Anecdotes like Jonathan’s just don’t cut it in the world of medicine, says Michael Thaut. He leads the center for biomedical research in music at Colorado State University.
THAUT: If somebody says, the most successful intervention is this and this but I can’t prove it because I can’t measure it, I wouldn’t even go to a dentist that tells me that.
There’s a scientific framework in place to measure things like clinical treatments: the testing needs to be standardized and other researchers need to be able to replicate it.
THAUT: That’s just a health care standard.
Thaut wants to rewire the brains of kids on the spectrum who have erratic movements or speech problems. He uses MRIs, or brain scans, to track changes in his patients. But MRIs can’t see everything.
Ken Aigen teaches music therapy at NYU. He says reducing music therapy to just raw data doesn’t do it justice.
AIGEN: It’s a disservice to try to bend that treatment into an overly strict scientific and medical framework.
Aigen focuses on holistic changes, like improving the social skills of kids with developmental disabilities. He says that makes it even harder to standardize.
AIGEN: Because we don’t know what music will work with any given client, it depends what the client does in the moment. The reason it’s effective is we’re making it so individualized.
Now, a group of international researchers is trying to prove that individualized music therapy really works. They’re funded by the Norwegian government, and they’re wrapping research up in the next year. It’s the biggest study of a therapy for autism that isn’t a pharmaceutical. Researchers in twelve countries have seen around 300 patients over the last five years or so. 50 of them came through the U.S. site, a facility on Long Island.
CARPENTE: When they hear about us, they come here, they fill out all the paperwork…
John Carpente is leading the research at Molloy College. He says patients get screened, then get randomly broken up into three groups. Two groups will come in for music therapy, either once a week or three times a week. One group will have no therapy. This is a randomized control study, which Carpente calls…
CARPENTE: The gold standard in research.
AMBI: Door opening
AMBI: Musical set-up
AMBI: Song (underneath, with me explaining)
And this is what a session might sound like. Laura De Gennaro, the clinical coordinator at the center for autism here, plays the role of a patient at the drums and cymbals while Carpente is at the piano.

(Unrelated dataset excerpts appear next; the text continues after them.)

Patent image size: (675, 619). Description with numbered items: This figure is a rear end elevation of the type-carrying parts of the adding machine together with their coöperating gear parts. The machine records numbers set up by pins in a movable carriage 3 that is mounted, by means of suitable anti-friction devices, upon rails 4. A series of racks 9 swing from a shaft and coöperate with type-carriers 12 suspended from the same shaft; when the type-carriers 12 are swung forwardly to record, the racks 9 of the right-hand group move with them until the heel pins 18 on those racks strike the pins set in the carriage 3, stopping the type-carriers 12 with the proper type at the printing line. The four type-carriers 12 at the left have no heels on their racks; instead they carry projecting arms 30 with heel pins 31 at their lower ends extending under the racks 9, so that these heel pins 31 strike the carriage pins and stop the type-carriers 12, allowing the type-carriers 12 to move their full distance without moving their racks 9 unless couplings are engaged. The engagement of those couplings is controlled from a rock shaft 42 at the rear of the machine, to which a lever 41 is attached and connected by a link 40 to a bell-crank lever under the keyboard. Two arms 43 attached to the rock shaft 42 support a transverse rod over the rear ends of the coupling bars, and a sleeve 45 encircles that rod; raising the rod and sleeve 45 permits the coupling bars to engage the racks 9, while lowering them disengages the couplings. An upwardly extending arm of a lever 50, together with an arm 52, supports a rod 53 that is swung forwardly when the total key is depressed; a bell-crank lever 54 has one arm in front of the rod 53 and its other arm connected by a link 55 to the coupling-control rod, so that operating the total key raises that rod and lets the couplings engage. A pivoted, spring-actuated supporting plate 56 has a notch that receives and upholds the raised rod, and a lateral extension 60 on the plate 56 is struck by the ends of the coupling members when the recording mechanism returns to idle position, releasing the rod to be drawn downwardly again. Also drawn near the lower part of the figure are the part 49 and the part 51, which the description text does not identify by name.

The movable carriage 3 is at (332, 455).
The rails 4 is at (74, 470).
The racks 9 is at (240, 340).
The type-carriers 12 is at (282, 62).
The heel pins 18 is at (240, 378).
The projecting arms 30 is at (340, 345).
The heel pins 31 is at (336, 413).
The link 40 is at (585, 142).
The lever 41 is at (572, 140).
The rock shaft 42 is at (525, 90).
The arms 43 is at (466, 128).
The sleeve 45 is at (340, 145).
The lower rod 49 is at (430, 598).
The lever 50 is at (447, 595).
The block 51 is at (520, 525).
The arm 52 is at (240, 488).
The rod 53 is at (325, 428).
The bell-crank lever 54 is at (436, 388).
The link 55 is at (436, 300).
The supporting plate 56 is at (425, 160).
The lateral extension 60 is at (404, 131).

CARPENTE: And whatever she does, I want to compose music around that to make that into the greatest thing possible.
Each session is slightly different depending on what the patient wants to do. Carpente might start singing. They might giggle together.
CARPENTE: So just in this little interaction, think of all the skills that Laura needs to have in place.
She needs to stay focused, she needs to catch visual cues like a smile or musical cues like a certain note. She needs to follow patterns. These are all things kids with autism might struggle with, and that music might be able to teach. NYU’s Ken Aigen was talking about this improvisational technique before. Carpente was his student.
AMBI: Song out.
In the study, patients get music therapy for five months, but stay involved for a year. Gennero tests the kids at different time points to measure the severity of their autism, and whether it changes.
DE GENNARO: We’ve either seen that the scores go down, which means that they’re less severe, or we’ve seen a maybe fairly consistent one across the board.
The researchers need to compile all their data and submit it for peer review. But Carpente hopes the study’s scientific design will click with the medical community.
CARPENTE: I don’t know if that’s the way to go, but we are just joining in, and hopefully that we can get in there with their language.
For future research, Carpente says he’s hoping to include some sort of brain imaging. Just to have some more evidence.
Camille von Kaenel, Columbia Radio News.